Аннотация: Меня тоже новогодняя лихорадка не минула:)
Говорят, самое горькое одиночество - в толпе. Но горше стократ - одиночество посреди праздника.
Сверкают улицы россыпью цветных огней, текут людские толпы и самый воздух напитан радостно-томительным предчувствием - скоро, скоро, уже сегодня! Блестят глаза, заранее хмельные, и отсвет грядущей ночи в каждом лице, в каждом взгляде. Скоро полночь, спешите! Спешите домой, к накрытым столам и наряженным елкам, к игристым винам и хрустящей фольге, скрывающей сонмы подарков. Спешите! И не замечайте тех, в чьих глазах поселилась тоска, чьи лица сумрачны и печальны. Ибо их одиночеству нет места на вашем празднике. Горек привкус их мыслей и пронзителен взгляд, видящий только фальшь улыбок и блесток. Холодна для них ночь и негде согреться.
Лена была из тех, чьи сердца обходит праздничный свет. Не скрытый душевный изъян и не внезапно свалившееся несчастье были тому виной, судьба благоволила ей, оберегая от ударов и бурь. Но и под внешним благополучием скрыты подчас омуты черной тоски, необъяснимой стороннему взгляду. Что с того, скажете вы? Велико ли диво - забывчивые друзья, едва обретенная, но уже немилая работа, пустая постель, невзрачные листики будней, один за другим слетающие с календаря. Не все ли живем так? Все. И не клянем свою долю-судьбину. Лена тоже, в общем-то, не кляла, но было ей холодно и неприютно в этот праздничный вечер. Скорее, скорее спешила она домой в надежде отогреться, оттаять в домашнем тепле, спрятаться от радостных толп, чье предвкушающее веселье будто гвоздь по стеклу царапало вечный неуют ее сердца. Но надежда, увы, оказалась тщетной.
Дом не дал ей защиты - там тоже царила суета, то нездоровое и нервное возбуждение, что заменяет многим светлую радость души. Дышали паром кастрюли, громоздилась на столах всевозможная снедь, и мать, задерганная и уставшая, металась от плиты к холодильнику и от кухни к столовой. Волей-неволей и Лена включилась в этот круговорот, так же суетясь и отругиваясь от мелких придирок, и мечтая лишь об одном - скорей бы закончился этот вечер, лихорадочный и бестолковый. Когда наконец-то накрыт был стол и прибрана кухня, когда заискрились в хрустальном плену пузырьки золотого шампанского и вечно хмурый отец заставил себя улыбнуться - даже тогда не рассеялась хмарь и ничто не откликнулось в душе Лены на долгожданный бой курантов. Глухая усталость владела ей, усталость да смутное раздражение, способное отравить любую радость и довести до слез из-за сущих мелочей.
Невыразимо мучительно было сидеть за столом, улыбаясь через силу неловким шуткам отца и слушая, как фальшиво подпевает экранным дивам мать, раскрасневшаяся от хмеля и бурлящая той неестественной веселостью, что рождена из винных паров и необходимости веселиться, быть как все. Едва высидев положенное время, Лена ушла к себе и, не зажигая света, долго стояла у окна. За стеклом шумела жизнь. Вспыхивали фейерверки, расцвечивая небо гроздьями звезд и огней, доносились голоса и нестройное пенье. За стеклом гуляли, дурачились и смеялись. Прислонившись лбом к заиндевевшему окну, Лена, словно нищенка, подбирала крохи чужого веселья. "Ну почему? - запертой птицей билась мысль в ее голове. - Почему так бездарно и пусто прошел этот вечер, этот год, почему вся жизнь моя так бездарна и пуста? Не лучше ли плюнуть на все и уйти, чем жить серой мышкой, нелепо растрачивая дни?"

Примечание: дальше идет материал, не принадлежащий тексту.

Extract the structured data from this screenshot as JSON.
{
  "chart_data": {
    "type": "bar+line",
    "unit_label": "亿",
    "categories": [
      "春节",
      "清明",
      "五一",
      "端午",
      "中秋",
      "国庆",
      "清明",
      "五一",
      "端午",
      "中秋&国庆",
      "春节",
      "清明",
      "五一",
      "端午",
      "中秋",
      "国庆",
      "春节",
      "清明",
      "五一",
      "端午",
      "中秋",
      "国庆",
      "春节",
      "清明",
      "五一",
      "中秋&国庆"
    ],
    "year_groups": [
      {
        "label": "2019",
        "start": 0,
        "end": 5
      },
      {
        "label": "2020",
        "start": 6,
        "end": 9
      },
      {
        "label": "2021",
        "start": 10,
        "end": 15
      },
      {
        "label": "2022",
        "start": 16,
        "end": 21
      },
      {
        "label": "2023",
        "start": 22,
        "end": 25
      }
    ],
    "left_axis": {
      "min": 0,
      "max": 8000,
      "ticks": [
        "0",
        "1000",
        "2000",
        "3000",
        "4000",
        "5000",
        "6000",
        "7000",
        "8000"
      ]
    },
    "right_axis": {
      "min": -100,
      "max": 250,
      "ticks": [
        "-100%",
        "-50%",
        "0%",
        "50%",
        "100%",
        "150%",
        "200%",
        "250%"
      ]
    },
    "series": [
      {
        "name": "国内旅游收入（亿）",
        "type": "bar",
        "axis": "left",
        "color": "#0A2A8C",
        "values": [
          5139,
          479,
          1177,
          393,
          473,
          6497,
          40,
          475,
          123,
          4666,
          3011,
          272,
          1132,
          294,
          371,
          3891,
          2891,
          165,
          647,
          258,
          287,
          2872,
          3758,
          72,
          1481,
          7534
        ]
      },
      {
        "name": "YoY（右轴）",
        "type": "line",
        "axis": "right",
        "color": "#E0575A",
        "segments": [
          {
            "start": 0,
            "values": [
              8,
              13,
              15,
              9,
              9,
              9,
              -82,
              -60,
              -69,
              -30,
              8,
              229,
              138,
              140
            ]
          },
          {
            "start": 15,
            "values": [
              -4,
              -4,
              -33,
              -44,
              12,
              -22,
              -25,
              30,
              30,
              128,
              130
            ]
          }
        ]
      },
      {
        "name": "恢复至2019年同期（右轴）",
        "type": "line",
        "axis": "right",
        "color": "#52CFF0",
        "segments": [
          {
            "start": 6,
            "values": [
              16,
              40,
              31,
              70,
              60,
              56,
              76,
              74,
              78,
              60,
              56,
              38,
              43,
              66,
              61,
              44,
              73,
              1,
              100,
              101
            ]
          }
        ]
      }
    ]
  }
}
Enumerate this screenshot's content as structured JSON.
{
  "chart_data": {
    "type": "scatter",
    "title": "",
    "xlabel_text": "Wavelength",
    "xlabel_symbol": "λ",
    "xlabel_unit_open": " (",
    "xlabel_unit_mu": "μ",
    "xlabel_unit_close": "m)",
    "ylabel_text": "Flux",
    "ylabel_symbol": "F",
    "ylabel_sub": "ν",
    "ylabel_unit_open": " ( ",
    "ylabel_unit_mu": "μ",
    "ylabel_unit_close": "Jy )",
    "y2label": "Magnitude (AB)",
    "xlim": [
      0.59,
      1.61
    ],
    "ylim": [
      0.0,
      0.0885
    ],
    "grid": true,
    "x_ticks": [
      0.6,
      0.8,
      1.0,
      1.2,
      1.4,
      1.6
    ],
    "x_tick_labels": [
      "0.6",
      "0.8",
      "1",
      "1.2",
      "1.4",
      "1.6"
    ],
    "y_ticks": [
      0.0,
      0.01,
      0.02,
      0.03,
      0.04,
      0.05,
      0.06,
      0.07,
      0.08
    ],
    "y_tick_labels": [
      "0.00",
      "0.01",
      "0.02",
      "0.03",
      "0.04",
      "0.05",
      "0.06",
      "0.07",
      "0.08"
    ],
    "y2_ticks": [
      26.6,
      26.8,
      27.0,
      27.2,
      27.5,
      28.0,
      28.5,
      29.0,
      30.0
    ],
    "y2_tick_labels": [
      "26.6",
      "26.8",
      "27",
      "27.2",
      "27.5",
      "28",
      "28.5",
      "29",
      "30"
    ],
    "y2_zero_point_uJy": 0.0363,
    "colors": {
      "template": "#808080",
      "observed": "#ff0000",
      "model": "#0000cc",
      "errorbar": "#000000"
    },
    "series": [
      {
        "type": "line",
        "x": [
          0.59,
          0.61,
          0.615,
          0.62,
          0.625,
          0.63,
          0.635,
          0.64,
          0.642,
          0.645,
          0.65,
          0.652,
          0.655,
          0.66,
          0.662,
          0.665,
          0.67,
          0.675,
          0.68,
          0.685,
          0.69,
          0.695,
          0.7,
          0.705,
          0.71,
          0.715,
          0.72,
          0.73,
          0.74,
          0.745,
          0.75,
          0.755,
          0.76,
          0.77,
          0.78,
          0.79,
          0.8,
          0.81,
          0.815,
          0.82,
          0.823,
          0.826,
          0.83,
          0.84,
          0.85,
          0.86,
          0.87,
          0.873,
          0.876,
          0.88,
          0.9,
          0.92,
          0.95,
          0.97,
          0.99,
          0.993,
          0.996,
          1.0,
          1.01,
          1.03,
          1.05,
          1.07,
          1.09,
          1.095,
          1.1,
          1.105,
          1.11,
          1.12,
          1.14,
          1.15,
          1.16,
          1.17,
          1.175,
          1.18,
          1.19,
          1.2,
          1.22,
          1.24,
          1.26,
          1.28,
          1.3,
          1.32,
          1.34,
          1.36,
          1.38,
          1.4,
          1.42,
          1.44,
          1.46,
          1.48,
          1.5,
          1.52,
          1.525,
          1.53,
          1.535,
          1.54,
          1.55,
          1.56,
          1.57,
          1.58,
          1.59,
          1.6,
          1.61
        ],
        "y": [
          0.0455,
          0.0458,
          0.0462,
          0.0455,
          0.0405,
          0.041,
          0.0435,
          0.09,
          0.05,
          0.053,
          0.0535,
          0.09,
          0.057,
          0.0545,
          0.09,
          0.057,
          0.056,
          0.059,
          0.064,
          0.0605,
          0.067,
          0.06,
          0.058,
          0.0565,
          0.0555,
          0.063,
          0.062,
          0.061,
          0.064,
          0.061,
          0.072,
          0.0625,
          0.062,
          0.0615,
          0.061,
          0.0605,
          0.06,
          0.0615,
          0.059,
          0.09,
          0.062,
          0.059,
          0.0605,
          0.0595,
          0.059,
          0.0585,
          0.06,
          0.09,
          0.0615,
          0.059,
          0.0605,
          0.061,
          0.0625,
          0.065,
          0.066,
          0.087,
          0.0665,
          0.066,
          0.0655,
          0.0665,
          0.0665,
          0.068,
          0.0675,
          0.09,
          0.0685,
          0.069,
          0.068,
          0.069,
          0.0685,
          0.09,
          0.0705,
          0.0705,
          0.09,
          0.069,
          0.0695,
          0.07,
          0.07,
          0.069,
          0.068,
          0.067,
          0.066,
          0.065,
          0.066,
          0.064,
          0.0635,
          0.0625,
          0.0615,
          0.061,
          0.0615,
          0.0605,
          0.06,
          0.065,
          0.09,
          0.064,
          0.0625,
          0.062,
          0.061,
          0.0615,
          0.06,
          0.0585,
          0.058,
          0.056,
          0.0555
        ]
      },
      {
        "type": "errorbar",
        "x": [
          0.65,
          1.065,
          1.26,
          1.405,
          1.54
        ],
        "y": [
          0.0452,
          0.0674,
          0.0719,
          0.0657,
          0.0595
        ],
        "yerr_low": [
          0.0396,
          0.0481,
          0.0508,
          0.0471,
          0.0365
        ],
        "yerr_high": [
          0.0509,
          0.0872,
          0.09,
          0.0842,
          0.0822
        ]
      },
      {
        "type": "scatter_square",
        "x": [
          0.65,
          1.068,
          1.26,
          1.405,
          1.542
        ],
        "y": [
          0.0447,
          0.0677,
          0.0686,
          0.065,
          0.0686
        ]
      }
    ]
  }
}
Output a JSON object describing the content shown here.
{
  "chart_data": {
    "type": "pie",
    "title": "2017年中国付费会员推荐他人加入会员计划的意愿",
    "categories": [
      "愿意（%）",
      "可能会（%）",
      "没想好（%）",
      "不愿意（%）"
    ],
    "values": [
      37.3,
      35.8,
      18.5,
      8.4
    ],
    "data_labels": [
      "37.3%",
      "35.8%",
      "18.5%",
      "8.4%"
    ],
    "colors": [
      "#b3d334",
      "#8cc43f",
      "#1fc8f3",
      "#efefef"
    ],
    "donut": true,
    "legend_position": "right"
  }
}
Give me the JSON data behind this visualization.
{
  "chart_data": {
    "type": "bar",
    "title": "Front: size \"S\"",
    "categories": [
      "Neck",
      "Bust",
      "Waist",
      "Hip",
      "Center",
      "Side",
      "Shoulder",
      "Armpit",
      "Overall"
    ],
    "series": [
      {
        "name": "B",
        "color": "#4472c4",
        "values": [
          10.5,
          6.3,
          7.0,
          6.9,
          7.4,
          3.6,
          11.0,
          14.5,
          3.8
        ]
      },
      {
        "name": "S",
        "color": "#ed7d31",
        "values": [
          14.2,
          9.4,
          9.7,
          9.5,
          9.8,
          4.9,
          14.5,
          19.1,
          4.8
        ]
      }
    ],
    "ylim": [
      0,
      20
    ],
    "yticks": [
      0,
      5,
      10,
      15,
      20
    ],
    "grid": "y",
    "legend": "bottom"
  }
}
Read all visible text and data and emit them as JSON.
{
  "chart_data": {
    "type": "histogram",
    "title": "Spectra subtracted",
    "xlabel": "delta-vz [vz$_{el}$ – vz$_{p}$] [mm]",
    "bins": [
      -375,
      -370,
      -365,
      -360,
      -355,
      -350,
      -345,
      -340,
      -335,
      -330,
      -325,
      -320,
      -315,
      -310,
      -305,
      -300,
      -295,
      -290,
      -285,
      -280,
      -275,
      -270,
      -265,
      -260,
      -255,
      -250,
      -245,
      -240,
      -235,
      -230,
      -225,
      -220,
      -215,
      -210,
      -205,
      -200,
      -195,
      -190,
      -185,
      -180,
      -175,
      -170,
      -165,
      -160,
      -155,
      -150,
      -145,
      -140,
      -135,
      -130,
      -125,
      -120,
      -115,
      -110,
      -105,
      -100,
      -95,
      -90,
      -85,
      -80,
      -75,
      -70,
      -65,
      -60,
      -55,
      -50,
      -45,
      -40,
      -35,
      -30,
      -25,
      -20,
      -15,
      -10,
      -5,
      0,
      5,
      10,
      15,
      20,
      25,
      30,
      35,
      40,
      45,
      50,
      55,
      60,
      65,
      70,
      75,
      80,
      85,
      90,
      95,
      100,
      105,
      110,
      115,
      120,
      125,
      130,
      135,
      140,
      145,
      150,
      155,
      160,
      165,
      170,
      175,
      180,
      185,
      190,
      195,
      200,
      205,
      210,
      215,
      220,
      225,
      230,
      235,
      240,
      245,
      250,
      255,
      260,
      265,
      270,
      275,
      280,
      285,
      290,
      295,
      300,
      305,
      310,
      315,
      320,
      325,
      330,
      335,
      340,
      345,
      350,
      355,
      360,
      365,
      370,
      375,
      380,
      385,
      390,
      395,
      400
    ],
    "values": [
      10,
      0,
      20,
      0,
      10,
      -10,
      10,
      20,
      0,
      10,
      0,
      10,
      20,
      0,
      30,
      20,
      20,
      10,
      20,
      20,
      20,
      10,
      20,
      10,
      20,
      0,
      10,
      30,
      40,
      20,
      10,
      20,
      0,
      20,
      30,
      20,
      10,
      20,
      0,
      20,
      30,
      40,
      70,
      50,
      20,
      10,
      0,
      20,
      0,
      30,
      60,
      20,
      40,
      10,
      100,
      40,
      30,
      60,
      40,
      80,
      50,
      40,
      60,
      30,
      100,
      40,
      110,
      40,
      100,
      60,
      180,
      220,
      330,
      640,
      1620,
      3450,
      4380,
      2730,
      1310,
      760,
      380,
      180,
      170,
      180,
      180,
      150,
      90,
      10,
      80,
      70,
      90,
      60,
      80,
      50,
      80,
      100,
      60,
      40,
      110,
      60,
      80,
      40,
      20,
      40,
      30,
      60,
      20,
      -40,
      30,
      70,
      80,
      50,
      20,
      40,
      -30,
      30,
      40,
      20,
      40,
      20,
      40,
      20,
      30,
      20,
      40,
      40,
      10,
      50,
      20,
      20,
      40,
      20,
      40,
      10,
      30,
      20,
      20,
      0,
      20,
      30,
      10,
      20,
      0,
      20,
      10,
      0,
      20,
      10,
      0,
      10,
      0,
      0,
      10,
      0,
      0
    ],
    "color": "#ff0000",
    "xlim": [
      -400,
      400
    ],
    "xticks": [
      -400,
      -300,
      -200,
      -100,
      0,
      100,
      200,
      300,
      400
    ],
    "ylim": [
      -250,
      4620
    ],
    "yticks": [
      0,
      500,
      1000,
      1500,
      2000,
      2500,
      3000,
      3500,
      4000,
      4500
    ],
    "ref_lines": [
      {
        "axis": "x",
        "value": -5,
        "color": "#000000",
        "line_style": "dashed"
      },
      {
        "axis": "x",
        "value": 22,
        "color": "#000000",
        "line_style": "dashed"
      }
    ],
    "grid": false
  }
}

Надо признать, что как и многие девушки ее возраста, была Лена склонна к излишней трагичности и, раздувая до вселенских драм невеликие беды свои, не умела видеть вокруг тех маленьких, почти незаметных чудес, что привносят добро и свет в самое безнадежное, казалось бы, существование. Очарованная мечтами, грезила Лена о прекрасном принце, выглядывая его едва не за каждым углом, и равнодушно проходила мимо тех, кто готов был поделиться с ней теплом своего сердца. А потому была одинока и, чего уж греха таить, гордилась втайне этой одинокостью, находя в ней некий романтический шарм. Но в эту ночь, ночь праздника и веселья, жизнь, кипящая за окном, слишком властно звала к себе и привычная, напускная отчасти хандра показалась вдруг Лене невыносимой. Глотая слезы, стояла девушка в темноте и трудно сказать, чем закончился бы для нее этот вечер, но... в комнату заглянула мать и вновь позвала к столу. Там, в окруженьи расписных чашек стоял в квадратной коробке красавец-торт, расходился волнами аромат терпкого чая и мерцала огнями елка. Там звучала музыка, льющаяся из телевизора, и выламывались на экране разодетые в пух и прах звезды эстрады. И столько фальши было во всем этом, так долго и старательно создаваемом благополучии, в натянутых улыбках и поддельной радостности лиц, что Лена не выдержала и, невнятно пробормотав что-то о мигрени и свежем воздухе, накинула шубку - и метнулась вон из дома.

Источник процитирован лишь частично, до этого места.